Taxpayers: Time to Demand a Recovery Plan from the Government!

December 3, 2008

Regardless of how you feel about the domestic auto industry, its fat cat CEOs or the UAW, you probably feel it was reasonable for Congress to demand to see recovery plans before loaning them taxpayer money. And Congress seemed to feel it was quite appropriate for their CEOs to cut their pay to one dollar a year and for the autoworkers to take cuts in pay and benefits until the Big Three are viable again.

Yet Congress hands out trillions of dollars of taxpayer money like it was candy, especially to Wall Street, with absolutely no questions asked. What do they care? It’s your money, not their own.

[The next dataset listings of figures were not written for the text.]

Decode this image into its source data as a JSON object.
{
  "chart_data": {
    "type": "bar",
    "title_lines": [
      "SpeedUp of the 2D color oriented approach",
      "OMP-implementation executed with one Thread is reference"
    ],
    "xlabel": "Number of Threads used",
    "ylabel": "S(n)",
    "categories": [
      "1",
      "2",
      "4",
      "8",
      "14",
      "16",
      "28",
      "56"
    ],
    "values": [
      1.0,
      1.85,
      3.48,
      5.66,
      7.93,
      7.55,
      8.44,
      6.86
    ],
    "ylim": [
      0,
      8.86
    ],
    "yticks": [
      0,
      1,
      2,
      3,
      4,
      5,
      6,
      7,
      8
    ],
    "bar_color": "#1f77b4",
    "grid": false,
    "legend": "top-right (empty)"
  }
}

Well, isn’t it time that we taxpayers held the federal government to the same standards as the automakers? Where is Congress’ recovery plan? What is their plan for returning the federal government to a budget surplus? And if it’s reasonable for CEOs to take a dollar in pay while their companies return to profitability, isn’t it reasonable to expect all of our elected federal officials, including Obama, Biden and every senator and congressman to do the same? And shouldn’t we expect that every federal worker take cuts in pay and benefits until the budget is repaired?

Some Congressmen suggest to the automakers that they simply go into bankruptcy and let the court straighten out their mess for them. Well, there is no entity on earth more worthy of bankruptcy than the United States. Why don’t we simply declare bankruptcy and escape our national debt? Now I’m being facetious, of course. Bankruptcy isn’t an option for the federal government.

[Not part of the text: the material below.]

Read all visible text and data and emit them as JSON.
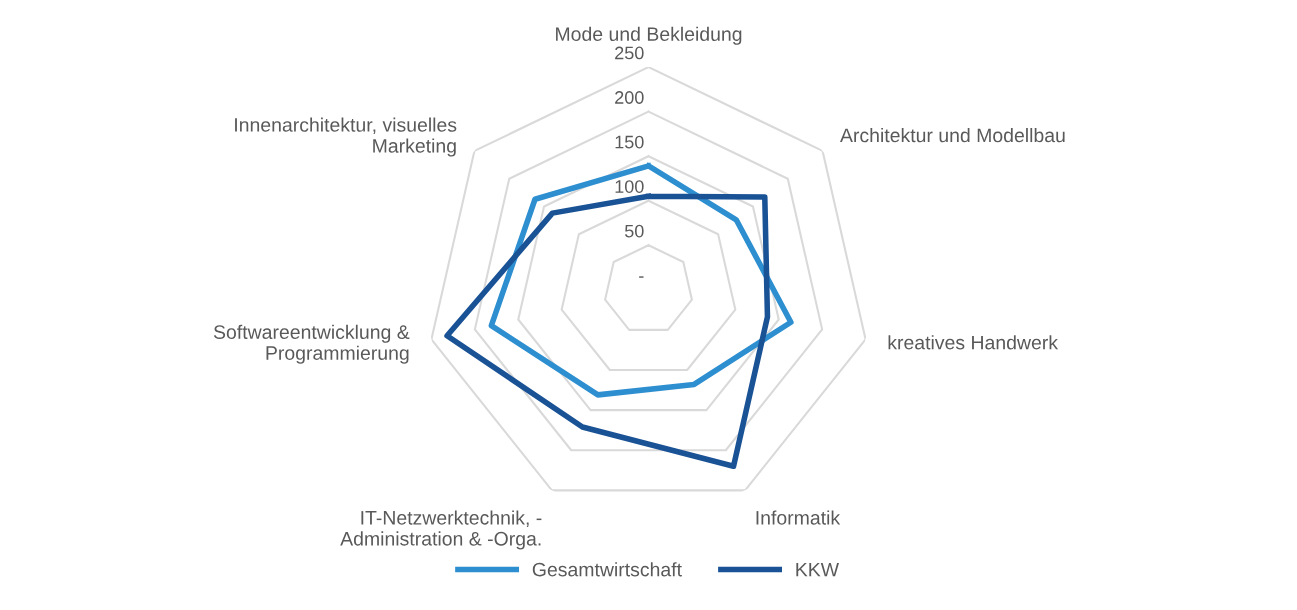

But let’s not have a double standard. If it’s good business practice to demand recovery plans, dollar salaries and wage cuts for workers from the auto industry, then it’s also good practice for taxpayers to demand the same of Congress!

I’m encouraging all of you to write your senators and congressmen and demand that they produce a recovery plan for the federal government – a plan to put the federal budget back in the black – and that they be willing to accept one dollar per year in pay until the plan is accomplished, and that they cut the pay of every federal worker. (You’ll see a link on the right hand side of this blog that will make it easy to find out how to contact your elected officials.) Send a link to this post to all of your friends and encourage them to do the same. Feel free to reproduce this post on your own blogs. I think that if we all got behind this idea we could have a big impact on restoring some fiscal responsibility to the federal government. They clearly won’t do it on their own.



One Less Globalization Cheerleader on the Federal Reserve Board

May 29, 2008
Federal Reserve Gov. Frederic Mishkin said Wednesday that he would resign from the central bank at the end of August to return to his Columbia University teaching post.

With Mishkin’s departure, the seven-member Fed board of governors could be pared down to four. The Democratic-controlled Senate for nearly a year has refused to vote on President Bush’s nominees to fill several open Fed slots. If the Senate delay continues, whoever is elected president in November will have a chance to quickly shape the policymaking arm of the central bank through new appointments.

The Senate is right to hold off on approving any more of Bush’s globalization cheerleaders. We need Fed governors who are willing to take the administration to task (whether it’s the Bush administration or the coming Obama administration) for continuing unsustainable trade deficits and federal budget deficits. It’s time for a return to common sense management of this nation’s finances.